Interested? Go read about it here.
Other manufacturers offer similar systems that warn if an approach is unstable (by monitoring speed and ROD), or which give runway distance remaining call outs.
On the ground, airports are now installing more and more EMAS systems – Engineered material arresting system. These help slow an aircraft down quickly if it has overrun, and are made from fire resistant material to minimise further threats. There are 121 runways at 71 major airports in the USA with these installed.
Check out the FAA page on it here for more info.
Crew awareness of runway length remaining is key when taking off or landing in gusty, windshear conditions. Windshear on takeoff is a tricky one because it might ‘invalidate’ your V1. Likewise, experiencing a brake failure on landing might be better spotted if you have an idea of deceleration distance. So, knowledge of runway lights for determining runway length remaining is important.

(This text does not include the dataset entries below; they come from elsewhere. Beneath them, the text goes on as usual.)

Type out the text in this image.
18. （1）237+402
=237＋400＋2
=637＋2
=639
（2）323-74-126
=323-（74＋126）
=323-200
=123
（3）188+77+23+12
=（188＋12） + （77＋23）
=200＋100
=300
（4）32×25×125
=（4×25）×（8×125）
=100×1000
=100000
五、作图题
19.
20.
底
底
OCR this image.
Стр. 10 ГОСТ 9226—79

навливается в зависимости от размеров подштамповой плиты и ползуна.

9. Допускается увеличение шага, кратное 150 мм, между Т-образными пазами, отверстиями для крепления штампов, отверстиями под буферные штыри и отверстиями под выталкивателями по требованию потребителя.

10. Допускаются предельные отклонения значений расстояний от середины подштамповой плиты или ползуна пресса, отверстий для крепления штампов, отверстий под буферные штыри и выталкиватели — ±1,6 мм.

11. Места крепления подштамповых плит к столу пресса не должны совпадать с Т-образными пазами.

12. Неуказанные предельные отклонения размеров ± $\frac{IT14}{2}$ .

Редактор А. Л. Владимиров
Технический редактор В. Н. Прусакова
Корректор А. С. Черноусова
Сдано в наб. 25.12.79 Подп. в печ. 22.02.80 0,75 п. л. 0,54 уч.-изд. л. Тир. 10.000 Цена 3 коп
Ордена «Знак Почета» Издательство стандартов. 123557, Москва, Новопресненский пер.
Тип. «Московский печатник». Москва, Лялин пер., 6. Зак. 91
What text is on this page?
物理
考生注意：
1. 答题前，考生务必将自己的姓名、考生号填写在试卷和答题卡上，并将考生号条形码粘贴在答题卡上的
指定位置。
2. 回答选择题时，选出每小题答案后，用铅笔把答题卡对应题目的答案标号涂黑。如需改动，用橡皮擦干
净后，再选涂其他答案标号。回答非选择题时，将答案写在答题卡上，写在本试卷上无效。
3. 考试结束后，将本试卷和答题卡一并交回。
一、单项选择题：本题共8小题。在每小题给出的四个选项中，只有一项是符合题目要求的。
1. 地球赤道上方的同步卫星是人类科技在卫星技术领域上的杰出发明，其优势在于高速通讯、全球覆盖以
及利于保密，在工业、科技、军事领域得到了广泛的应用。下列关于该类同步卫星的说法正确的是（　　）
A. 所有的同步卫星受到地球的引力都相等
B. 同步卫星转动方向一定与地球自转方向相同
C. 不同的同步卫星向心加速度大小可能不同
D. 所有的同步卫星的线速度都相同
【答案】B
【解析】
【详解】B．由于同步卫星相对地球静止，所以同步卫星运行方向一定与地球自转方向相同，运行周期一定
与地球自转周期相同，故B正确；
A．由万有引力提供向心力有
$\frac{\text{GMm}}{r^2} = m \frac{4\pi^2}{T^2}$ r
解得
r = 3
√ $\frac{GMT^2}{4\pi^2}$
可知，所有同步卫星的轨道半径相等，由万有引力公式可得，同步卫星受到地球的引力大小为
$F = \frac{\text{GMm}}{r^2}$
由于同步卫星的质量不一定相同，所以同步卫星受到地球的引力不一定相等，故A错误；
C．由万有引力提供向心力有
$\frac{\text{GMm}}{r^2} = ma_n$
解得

Shorter runways (EGLC/London City is a good example) often have light embedded in the runway to show the point by which the main gear must be down. Otherwise, the TDZ marks are a good giveaway…
If you’re not bored already then let’s look at Lagos.
DNMM/Lagos has a 3900m runway and a shorter 2745m runway (shorter but still a decent length). Runway length not an issue: Check.
Runways 18L and 18R both have ILS approaches to them, and standard 3°ones at that. Precision approaches: Check.
AHA! Runway 36L/R do not have published approaches. Instead, they both have a circle to land. These are far more challenging, and also mean runways 18L/R are probably favoured in a tailwind.
Lagos also sees some pretty challenging weather – it gets hot and stormy, and storms mean downpours which can quickly lead to wet runways and potential aquaplaning.
The reason for the two recent excursions is not yet known, but it will be a good learning opportunity once the reports are released.
Runway Excursions are a issue!
They are a BIG issue but the good news is there is a lot crew can do to prevent them. It just takes awareness, knowledge and sharing of experience.